The story of the first Thanksgiving is that the Pilgrims and the Wampanoag tribe sat down together to celebrate survival with a harvest feast sometime in 1621. We also know the Pilgrims drank alcohol, in fact their ship the Mayflower was a converted wine transport ship, and they had set aground in Massachusetts partly because they were out of beer. And we also know that their first Native American friend, Squanto, had asked if they had “beer” or “strong water” (liquor). So, booze was clearly on the table. However, the modern Thanksgiving feast: turkey, mashed potatoes, stuffing, yams, gravy, and cranberry sauce is based on a traditional English Christmas dinner. Which is doubly ironic since the Pilgrims were Dutch, not English (and certainly not Anglican), and Puritans as a rule didn’t celebrate Christmas.
But on to modern problems. One of the big arguments in the wine world is pairing wine with food. There are schools of thought that suggest that wine should be paired with every course, or that the wine should be paired with the entrée, or paired with the sauce, or the side dishes, or the dessert. Then there is a school of thought that suggests that any wine which is well balanced within itself should go with every dish. And then Thanksgiving comes along and jams all of these schools of thought together into one feast.
A wine that pairs well with turkey probably won’t go well with yams, or stuffing, or gravy, or cranberry sauce. And while the sommeliers scream “Riesling” every year, most revelers turn their backs on that suggestion. Is it buttery chardonnay or oaky cabernet? Both? Neither? The most obvious solution is to serve several different wines and let people make their own choices. Blasphemy, you say. Well, tell that to the Pilgrims.
With that idea in mind, we have taken the liberty of picking out four logical choices to be included in your Autumnal feast, all localized, of course, for your consumption. Mix and match according to your want, but do so responsibly, because drinking and driving never mix.
2013 J. Schram Sparkling Rosé, $160Top of Form
Sure, Schramsberg makes newer, cheaper sparkling rosés. And sure, they all include Marin County fruit (7 percent for their Schramsberg Brut Rosé, $47; 5 percent for their Mirabelle Brut Rosé, $31), but the J. Shram is the luxurious apogee of their winemaking. 24 percent Marin County pinot noir (Skywalker Ranch, Redding Ranch, Grossi Vineyards) explains the pink, and makes this delicate sparkler, well, sparkle. Stone fruit aromas yield to raspberry fruit along with almond and vanilla, laced throughout with apple pie spice. Always remember drink the best wine you have first, and this is one of the best of its kind.

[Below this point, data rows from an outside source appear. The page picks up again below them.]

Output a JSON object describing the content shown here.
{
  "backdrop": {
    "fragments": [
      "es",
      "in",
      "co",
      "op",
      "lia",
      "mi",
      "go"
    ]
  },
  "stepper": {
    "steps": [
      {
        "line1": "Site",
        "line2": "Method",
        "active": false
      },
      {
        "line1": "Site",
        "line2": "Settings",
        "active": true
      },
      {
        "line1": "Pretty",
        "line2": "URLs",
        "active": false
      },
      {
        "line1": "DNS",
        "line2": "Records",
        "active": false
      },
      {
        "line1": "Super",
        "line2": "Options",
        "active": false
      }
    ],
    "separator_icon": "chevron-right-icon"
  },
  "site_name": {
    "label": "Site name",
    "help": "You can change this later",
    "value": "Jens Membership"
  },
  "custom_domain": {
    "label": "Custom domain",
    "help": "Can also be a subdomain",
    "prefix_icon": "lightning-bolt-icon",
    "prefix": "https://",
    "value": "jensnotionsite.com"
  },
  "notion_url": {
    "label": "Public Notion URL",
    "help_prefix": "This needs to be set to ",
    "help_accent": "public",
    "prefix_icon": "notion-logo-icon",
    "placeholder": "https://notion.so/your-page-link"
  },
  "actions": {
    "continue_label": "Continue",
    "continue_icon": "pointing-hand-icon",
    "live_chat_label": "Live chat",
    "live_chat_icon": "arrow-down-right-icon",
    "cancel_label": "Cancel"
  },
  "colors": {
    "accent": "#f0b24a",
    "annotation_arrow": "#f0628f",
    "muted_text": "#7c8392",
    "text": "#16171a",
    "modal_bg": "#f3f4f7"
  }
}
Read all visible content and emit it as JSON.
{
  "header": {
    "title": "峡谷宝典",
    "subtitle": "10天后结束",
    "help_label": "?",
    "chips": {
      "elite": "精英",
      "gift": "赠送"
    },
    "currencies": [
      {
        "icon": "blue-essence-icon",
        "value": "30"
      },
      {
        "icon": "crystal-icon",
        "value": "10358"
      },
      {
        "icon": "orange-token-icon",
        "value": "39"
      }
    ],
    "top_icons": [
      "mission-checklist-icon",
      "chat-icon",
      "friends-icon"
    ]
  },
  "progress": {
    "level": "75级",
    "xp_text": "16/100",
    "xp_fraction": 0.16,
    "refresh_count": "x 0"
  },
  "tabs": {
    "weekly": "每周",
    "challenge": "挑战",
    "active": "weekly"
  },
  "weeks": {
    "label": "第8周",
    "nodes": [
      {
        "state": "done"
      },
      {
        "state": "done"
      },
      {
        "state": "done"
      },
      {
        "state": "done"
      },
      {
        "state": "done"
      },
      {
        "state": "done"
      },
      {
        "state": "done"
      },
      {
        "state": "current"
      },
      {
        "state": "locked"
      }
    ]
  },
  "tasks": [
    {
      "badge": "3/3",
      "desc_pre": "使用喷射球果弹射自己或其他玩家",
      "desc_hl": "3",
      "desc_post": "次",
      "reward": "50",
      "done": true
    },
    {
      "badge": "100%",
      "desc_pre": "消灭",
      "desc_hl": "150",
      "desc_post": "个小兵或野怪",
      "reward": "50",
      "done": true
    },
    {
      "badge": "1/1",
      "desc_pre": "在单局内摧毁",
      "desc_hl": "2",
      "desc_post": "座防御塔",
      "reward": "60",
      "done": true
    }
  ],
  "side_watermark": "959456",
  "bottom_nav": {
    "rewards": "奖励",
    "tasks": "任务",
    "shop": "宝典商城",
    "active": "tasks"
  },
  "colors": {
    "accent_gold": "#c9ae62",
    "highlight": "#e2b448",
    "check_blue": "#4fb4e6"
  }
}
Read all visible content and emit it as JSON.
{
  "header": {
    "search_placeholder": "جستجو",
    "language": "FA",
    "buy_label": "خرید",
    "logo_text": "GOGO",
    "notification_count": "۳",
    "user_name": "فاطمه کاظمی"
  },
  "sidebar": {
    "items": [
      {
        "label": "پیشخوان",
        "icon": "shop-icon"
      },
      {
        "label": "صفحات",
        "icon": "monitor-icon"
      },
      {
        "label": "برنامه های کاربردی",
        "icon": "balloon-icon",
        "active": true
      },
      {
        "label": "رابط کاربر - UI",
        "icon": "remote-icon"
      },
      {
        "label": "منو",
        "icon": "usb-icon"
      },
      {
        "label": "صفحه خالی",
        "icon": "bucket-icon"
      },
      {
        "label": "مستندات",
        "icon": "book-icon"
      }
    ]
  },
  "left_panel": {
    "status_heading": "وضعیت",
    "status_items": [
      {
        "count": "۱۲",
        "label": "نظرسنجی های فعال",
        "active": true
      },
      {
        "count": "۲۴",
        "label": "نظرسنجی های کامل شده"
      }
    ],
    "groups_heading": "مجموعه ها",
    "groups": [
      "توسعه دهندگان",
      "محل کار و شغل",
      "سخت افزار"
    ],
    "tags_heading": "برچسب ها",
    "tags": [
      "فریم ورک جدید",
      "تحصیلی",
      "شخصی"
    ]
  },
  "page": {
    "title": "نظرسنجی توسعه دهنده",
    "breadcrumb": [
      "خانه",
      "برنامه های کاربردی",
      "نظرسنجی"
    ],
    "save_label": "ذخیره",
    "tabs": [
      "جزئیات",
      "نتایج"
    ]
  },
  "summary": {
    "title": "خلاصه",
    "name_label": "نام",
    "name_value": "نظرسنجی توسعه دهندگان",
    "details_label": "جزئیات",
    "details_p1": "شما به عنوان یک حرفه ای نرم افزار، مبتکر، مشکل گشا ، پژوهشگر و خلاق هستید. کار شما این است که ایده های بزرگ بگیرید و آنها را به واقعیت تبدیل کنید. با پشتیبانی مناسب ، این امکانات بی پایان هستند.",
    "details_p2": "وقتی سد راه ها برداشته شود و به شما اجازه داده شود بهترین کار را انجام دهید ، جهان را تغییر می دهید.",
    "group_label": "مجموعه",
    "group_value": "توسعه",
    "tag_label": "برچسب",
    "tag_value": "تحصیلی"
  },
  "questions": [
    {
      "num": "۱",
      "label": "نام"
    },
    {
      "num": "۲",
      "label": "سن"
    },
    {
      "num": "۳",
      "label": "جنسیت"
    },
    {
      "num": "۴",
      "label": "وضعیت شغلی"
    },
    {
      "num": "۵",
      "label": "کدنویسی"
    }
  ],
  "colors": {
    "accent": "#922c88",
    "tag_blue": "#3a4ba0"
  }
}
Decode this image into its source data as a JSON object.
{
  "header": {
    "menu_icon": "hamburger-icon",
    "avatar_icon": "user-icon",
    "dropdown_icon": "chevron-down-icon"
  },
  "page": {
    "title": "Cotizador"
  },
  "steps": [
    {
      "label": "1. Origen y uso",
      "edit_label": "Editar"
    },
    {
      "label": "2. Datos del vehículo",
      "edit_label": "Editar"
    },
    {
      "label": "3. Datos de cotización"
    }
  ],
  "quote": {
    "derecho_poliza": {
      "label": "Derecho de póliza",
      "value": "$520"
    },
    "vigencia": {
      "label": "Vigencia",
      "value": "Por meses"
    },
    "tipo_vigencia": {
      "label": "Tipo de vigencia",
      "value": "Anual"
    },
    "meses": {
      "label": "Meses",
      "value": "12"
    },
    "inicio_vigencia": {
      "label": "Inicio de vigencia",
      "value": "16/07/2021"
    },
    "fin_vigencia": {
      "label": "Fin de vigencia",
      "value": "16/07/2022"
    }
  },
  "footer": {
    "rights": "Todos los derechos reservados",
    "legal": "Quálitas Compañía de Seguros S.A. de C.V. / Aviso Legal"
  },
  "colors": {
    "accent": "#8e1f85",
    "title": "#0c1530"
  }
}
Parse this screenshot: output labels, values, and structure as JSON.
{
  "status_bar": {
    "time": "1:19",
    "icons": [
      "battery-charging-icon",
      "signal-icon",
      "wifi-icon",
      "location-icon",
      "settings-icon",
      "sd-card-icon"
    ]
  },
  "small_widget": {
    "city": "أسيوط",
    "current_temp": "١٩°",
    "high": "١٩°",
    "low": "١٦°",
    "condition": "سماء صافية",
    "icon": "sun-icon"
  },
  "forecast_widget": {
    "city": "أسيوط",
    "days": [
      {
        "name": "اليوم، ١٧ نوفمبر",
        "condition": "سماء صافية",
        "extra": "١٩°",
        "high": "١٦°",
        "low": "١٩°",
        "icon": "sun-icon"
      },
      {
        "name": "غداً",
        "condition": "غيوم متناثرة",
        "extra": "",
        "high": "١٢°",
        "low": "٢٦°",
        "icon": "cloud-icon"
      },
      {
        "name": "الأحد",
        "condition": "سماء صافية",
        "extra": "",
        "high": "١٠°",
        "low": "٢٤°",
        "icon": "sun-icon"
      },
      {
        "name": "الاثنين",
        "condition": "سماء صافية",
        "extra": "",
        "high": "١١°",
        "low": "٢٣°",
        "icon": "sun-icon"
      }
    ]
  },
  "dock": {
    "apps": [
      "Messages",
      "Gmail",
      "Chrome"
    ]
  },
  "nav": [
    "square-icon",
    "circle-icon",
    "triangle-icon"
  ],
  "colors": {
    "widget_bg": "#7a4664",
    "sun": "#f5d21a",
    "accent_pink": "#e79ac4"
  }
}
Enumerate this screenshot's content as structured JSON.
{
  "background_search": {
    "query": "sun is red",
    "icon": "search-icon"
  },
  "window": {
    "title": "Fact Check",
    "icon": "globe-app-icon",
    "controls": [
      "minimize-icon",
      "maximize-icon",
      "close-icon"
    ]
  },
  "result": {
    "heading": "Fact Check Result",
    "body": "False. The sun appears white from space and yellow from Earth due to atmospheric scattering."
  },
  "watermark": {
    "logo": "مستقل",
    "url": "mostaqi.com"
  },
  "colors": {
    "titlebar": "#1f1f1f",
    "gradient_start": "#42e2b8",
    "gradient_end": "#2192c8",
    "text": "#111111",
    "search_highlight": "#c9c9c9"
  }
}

2020 Deloach Marin County, Riesling, $30
Deloach Vineyards in Santa Rosa makes several excellent Marin County pinot noirs (Stubbs, Corda/Chileno and Azaya vineyards) and an excellent expression of Stubbs chardonnay, but Deloach’s truly unique offering is this 2020 bone dry Riesling. Sourced from near Tomales Bay (Corda vineyard) this dry yet rich green apple, peach/nectarine, honeysuckle mouthful rolls through a bracing minerality like fog over the West Marin coastline. When sommeliers crow about Riesling with turkey, it is Riesling’s like this one that they are referring to.
2019 Skywalker Vineyards, Marin County, Sommità Chardonnay, $40
Yes, that Skywalker. Sourced from the summit of their little mountainous estate in Nicasio (950 ft., ergo the name, Sommità or “summit”) this unoaked chardonnay retains all the fresh pineapple and apricot one would expect along with a clean minerality that would make a French Chablis blush. And at 12.5% alcohol it won’t club you or your turkey over the head either. This IS the chardonnay you are looking for.
2019 Brooks Note Winery, Azaya Ranch, Pinot Noir, $54
Mill Valley resident Garry Brooks had made his stellar West Marin pinot noirs at Trek Winery in Novato for about half a decade but has since opened his own facility in Petaluma at 426 Petaluma Blvd. North (tastings by appt only). His 2019 Azaya Ranch pinot noir was the last wine he produced at Trek. All subsequent vintages will be vinified in Petaluma. Azaya Ranch sits just around the corner from the Marin French Cheese Co. (of Petaluma), and Brooks’ expression of Azaya fruit literally bursts with ripe blackberry, offset by surprisingly firm tannins, courtesy of the cold West Marin winds which cause thicker skins that then produce more color and tannin than grapes grown in warmer areas. Brambly yet still elegant the incredibly low production (usually about 30 cases) is sure to go fast. Luckily, you may console yourselves with either Brooks’ Petaluma Gap pinot noir ($40) or his Marin County pinot noir ($38) if that happens. All are delightful.